L’administration devra également avoir fait sa révolution numérique : à l’horizon 2022, 100 % des démarches administratives pourront être réalisées depuis internet (sauf première délivrance de documents d’identité officiels). Tout cela passera par un « compte citoyen en ligne » où seront regroupées toutes les informations d’un citoyen (santé, droits civiques, formation, situation fiscale…). Emmanuel Macron veut encourager la télé-médecine et l’e-santé.

Plus original, le candidat d’En Marche ! veut mettre sur pied un « droit à l’expérimentation » afin de déroger aux dispositions en vigueur quand il s’agit de tester de nouvelles technologies. Il prend pour exemple les drones, pour lesquels la France a adopté une réglementation souple pour les expérimentations. Emmanuel Macron a l’intention d’adopter un cadre fiscal incitatif pour l’investissement dans les start-ups et l’innovation, qui passe par le remplacement de l’ISF par un impôt sur la fortune immobilière, et sur un prélèvement forfaitaire unique sur les revenus tirés du capital mobilier.

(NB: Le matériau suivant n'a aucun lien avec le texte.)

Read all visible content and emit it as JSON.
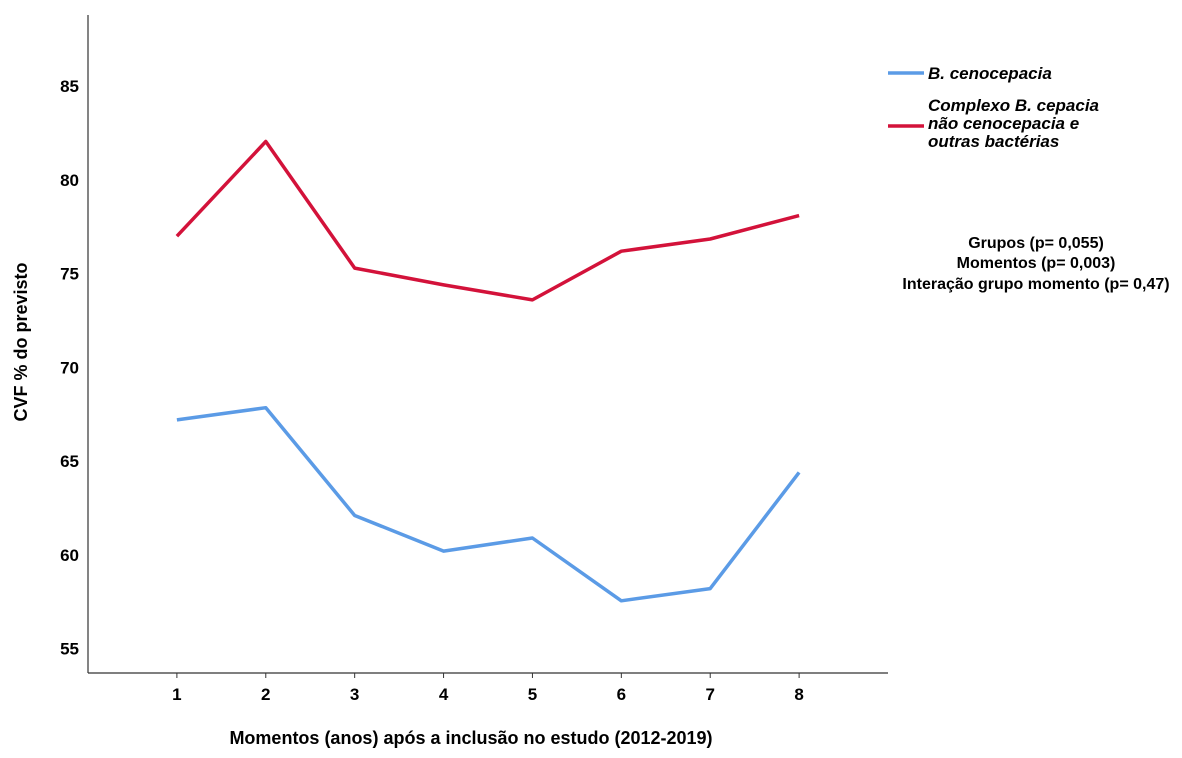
{
  "chart_data": {
    "type": "line",
    "x": [
      1,
      2,
      3,
      4,
      5,
      6,
      7,
      8
    ],
    "series": [
      {
        "name": "B. cenocepacia",
        "color": "#5b9be6",
        "values": [
          67.2,
          67.85,
          62.1,
          60.2,
          60.9,
          57.55,
          58.2,
          64.4
        ]
      },
      {
        "name": "Complexo B. cepacia não cenocepacia e outras bactérias",
        "name_lines": [
          "Complexo B. cepacia",
          "não cenocepacia e",
          "outras bactérias"
        ],
        "color": "#d3123a",
        "values": [
          77.0,
          82.05,
          75.3,
          74.4,
          73.6,
          76.2,
          76.85,
          78.1
        ]
      }
    ],
    "xlabel": "Momentos (anos) após a inclusão no estudo (2012-2019)",
    "ylabel": "CVF % do previsto",
    "xticks": [
      "1",
      "2",
      "3",
      "4",
      "5",
      "6",
      "7",
      "8"
    ],
    "yticks": [
      "55",
      "60",
      "65",
      "70",
      "75",
      "80",
      "85"
    ],
    "xlim": [
      0,
      9
    ],
    "ylim": [
      53.7,
      88.8
    ],
    "grid": false,
    "legend_position": "top-right",
    "annotations": [
      "Grupos (p= 0,055)",
      "Momentos (p= 0,003)",
      "Interação grupo momento (p= 0,47)"
    ]
  }
}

Plus près de nous, le candidat promet de faire en sorte que chacun puisse savoir ce que deviennent les données qu’il produit (parfois à son corps défendant) sur les différentes plateformes utilisées. Tout en restant assez flou sur les moyens et les outils qu’il compte mettre en œuvre sur le sujet, si ce n’est la création d’une Agence européenne pour la confiance numérique, un organisme en charge de la régulation des plateformes en ligne. Elle contrôlera la loyauté de leur fonctionnement et garantira la protection des données personnelles.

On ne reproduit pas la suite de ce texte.